Strangers Like Me.
This world is diverse.
I remember, as a young child, asking my Mom very specific questions about life outside of America. Growing up, I had never traveled or really seen outside of our state, and the thought of other people living like us, in far away lands, was unreal. Sure, I saw different people and places in my cartoons, but to really imagine a boy, just like me, on the other side of the world, was beyond my grasp of comprehension.
I since have had great opportunities to travel, and experience first hand, the lives that are lived outside of my homeland. I've seen the other children playing, just as I had, with different customs, yet in all too familiar ways. I've seen them cook and eat, differently yet the same. I've seen them worship, differently yet the same. I've seen their homes, and family units, and transportation, and supermarkets, different yet the same.
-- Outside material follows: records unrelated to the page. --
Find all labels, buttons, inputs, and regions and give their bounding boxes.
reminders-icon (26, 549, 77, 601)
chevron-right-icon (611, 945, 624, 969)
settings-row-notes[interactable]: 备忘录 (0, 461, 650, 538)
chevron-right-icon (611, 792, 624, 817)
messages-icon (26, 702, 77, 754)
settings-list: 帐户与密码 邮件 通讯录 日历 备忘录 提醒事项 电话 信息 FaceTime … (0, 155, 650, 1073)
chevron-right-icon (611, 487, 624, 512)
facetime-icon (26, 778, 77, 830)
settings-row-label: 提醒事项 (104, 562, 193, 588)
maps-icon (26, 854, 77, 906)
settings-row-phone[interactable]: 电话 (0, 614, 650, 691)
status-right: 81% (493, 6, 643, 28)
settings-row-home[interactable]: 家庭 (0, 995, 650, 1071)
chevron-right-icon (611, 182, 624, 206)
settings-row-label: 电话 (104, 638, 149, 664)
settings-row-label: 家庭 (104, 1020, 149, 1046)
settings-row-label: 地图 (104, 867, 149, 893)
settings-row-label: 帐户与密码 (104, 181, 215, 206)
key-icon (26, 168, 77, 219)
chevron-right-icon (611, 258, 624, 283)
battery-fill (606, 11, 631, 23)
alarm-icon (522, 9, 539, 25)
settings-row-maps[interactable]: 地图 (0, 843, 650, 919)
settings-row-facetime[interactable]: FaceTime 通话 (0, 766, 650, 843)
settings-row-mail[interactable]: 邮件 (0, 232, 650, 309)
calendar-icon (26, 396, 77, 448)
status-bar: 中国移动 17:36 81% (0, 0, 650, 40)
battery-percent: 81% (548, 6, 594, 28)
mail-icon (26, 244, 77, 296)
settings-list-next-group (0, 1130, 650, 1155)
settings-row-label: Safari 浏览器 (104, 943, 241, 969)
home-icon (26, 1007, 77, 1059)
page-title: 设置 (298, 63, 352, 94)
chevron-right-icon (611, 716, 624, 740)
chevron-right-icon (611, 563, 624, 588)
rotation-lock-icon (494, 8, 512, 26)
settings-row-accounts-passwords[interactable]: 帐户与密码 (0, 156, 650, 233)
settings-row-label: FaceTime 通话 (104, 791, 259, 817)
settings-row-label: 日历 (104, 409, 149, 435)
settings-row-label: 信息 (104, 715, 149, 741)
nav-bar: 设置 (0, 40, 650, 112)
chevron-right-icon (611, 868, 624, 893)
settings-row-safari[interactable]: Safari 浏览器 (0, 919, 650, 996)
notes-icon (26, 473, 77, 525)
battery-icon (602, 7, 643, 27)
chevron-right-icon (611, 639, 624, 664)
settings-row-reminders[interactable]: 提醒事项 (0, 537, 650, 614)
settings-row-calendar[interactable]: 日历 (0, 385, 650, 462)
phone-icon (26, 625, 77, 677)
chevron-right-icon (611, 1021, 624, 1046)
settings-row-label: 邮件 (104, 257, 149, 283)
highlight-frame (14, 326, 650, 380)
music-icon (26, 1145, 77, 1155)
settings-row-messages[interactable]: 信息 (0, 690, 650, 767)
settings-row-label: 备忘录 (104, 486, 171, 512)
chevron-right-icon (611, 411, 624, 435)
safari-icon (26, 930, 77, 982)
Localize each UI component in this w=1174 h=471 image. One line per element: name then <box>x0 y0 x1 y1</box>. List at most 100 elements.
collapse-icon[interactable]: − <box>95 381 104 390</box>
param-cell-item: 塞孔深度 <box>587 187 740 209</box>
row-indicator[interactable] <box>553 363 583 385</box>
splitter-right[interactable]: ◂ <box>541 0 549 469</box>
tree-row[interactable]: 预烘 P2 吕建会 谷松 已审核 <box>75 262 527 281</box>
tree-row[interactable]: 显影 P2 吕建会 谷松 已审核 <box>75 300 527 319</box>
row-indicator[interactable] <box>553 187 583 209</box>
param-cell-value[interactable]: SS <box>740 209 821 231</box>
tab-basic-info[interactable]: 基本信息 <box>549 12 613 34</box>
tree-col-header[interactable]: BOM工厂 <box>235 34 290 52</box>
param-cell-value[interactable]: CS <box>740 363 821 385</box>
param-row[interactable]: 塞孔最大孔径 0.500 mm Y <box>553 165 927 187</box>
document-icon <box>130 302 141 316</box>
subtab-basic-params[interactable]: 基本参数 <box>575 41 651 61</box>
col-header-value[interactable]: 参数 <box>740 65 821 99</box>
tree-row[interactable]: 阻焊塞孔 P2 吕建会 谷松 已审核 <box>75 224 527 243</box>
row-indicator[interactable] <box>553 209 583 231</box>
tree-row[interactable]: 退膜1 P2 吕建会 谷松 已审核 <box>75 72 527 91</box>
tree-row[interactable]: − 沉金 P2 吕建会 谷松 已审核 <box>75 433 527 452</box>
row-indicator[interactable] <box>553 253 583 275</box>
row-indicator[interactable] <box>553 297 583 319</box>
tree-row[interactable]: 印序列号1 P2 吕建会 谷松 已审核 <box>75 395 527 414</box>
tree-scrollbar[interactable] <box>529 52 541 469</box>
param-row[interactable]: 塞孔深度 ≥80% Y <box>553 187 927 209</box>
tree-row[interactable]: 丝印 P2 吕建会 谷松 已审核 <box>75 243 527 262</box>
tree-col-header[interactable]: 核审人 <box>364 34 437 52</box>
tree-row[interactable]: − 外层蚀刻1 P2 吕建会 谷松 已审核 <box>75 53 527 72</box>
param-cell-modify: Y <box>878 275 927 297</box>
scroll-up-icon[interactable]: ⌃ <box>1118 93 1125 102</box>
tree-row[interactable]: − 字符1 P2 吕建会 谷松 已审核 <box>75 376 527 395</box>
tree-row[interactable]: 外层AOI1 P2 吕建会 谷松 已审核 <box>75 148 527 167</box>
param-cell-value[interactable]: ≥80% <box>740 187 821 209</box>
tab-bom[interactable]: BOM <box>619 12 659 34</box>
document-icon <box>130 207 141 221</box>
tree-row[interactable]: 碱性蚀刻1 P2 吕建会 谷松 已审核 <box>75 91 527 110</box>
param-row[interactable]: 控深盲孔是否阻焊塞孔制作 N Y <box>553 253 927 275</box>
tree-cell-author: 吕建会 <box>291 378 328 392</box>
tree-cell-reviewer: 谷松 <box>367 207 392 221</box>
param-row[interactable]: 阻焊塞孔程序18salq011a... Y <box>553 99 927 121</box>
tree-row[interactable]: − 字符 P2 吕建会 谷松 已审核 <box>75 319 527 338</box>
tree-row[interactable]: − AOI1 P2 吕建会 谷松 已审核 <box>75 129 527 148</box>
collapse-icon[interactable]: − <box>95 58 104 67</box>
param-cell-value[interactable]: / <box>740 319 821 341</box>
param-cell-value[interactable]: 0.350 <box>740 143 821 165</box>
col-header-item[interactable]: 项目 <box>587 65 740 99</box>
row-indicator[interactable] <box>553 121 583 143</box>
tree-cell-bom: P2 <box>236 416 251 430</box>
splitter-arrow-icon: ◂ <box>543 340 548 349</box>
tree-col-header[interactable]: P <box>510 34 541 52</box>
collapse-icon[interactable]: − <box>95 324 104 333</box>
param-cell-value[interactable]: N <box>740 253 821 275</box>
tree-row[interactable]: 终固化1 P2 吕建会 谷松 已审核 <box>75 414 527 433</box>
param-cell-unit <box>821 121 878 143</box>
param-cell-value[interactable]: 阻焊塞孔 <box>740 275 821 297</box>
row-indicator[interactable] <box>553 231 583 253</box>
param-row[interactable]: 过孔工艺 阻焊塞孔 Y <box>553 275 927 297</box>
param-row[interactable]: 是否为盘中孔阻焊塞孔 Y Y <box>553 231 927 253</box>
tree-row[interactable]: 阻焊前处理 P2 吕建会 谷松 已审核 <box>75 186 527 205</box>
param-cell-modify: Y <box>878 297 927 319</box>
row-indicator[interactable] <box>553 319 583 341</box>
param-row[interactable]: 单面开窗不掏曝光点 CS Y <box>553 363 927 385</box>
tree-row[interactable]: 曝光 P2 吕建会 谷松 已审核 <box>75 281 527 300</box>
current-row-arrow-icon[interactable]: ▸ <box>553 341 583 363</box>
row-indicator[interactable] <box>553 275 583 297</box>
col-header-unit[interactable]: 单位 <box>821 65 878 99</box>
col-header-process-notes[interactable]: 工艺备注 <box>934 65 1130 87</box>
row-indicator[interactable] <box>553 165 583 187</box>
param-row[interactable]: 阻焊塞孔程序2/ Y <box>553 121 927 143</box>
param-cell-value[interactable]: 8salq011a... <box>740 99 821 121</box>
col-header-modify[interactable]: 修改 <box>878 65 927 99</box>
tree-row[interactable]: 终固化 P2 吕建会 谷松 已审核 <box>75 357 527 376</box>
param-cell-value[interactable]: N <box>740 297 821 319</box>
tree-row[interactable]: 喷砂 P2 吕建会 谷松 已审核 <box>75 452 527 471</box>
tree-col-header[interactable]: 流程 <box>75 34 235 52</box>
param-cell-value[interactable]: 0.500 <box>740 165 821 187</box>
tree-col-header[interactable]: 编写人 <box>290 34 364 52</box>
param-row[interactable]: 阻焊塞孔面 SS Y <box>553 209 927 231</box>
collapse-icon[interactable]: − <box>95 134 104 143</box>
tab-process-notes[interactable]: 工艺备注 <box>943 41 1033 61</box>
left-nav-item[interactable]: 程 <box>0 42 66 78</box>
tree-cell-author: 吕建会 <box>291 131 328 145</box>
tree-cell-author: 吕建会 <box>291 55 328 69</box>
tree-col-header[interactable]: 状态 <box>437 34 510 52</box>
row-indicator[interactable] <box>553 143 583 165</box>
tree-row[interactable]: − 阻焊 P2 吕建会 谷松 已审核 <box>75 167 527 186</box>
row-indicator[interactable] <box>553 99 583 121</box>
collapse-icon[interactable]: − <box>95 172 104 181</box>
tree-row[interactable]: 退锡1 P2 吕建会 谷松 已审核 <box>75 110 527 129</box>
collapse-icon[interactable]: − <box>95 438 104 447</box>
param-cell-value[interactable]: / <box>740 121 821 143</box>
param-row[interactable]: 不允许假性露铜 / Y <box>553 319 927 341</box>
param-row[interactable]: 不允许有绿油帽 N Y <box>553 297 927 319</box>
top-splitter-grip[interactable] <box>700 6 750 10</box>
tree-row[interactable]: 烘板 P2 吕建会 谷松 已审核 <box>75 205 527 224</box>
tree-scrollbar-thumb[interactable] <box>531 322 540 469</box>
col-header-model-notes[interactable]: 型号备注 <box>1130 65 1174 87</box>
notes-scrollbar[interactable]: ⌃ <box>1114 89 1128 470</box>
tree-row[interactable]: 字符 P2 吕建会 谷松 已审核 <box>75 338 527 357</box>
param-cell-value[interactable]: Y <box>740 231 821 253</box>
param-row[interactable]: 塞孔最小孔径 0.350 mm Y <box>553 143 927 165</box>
Last week, I visited the New York Botanical Gardens. In the conservatory on the grounds of the garden, they house plants from all over the world. They split them by geography and climate, and it makes for a great spectacle of the familiar and exotic. Plants from the desert, the rainforest, Africa, and Mexico. All common as plants, yet all are different and strange in their own way. Outlandishly large or oddly shaped plants made for second glances, for sure. I was in awe of the plants that I had never even seen or heard of, but that I found the most interest in.
Walking through this large conservatory, appreciating the care of the facilities in harboring and caring for all of these plants, I began to think about life outside of the large building. I thought about not plants, but the human race. I thought about the complexity that is homo sapiens. Just like the plants, we come from all over the world. Some are outlandishly large or oddly shaped. Some look more familiar while others exotic. We come from deserts and rainforests, Africa and Mexico. And some people groups, we've never even seen.
This plant conservatory had been set up so that residents and visitors of New York could both see and appreciate the beauty of the array of foliage. They took the time and effort to care for each one, each in a different way to foster a nourishing climate for that plant to grow and thrive. They understood the importance of individuality among the plants. They understood that although they are all plants, they each need special attention and environments to grow and develop into their fullest potential.
Sometimes, I wish the world in general was like this conservatory. That we were amazed and amorous of the beauty in our differences. That we took time to understand each other and care for each other, despite our differences. That we found those differences beautiful and complex, and wanted to know more about them, instead of turn away from them. That diversity was beauty, and comparing for personal gain or loss no longer existed.
Life as a conservatory sounds quite splendid.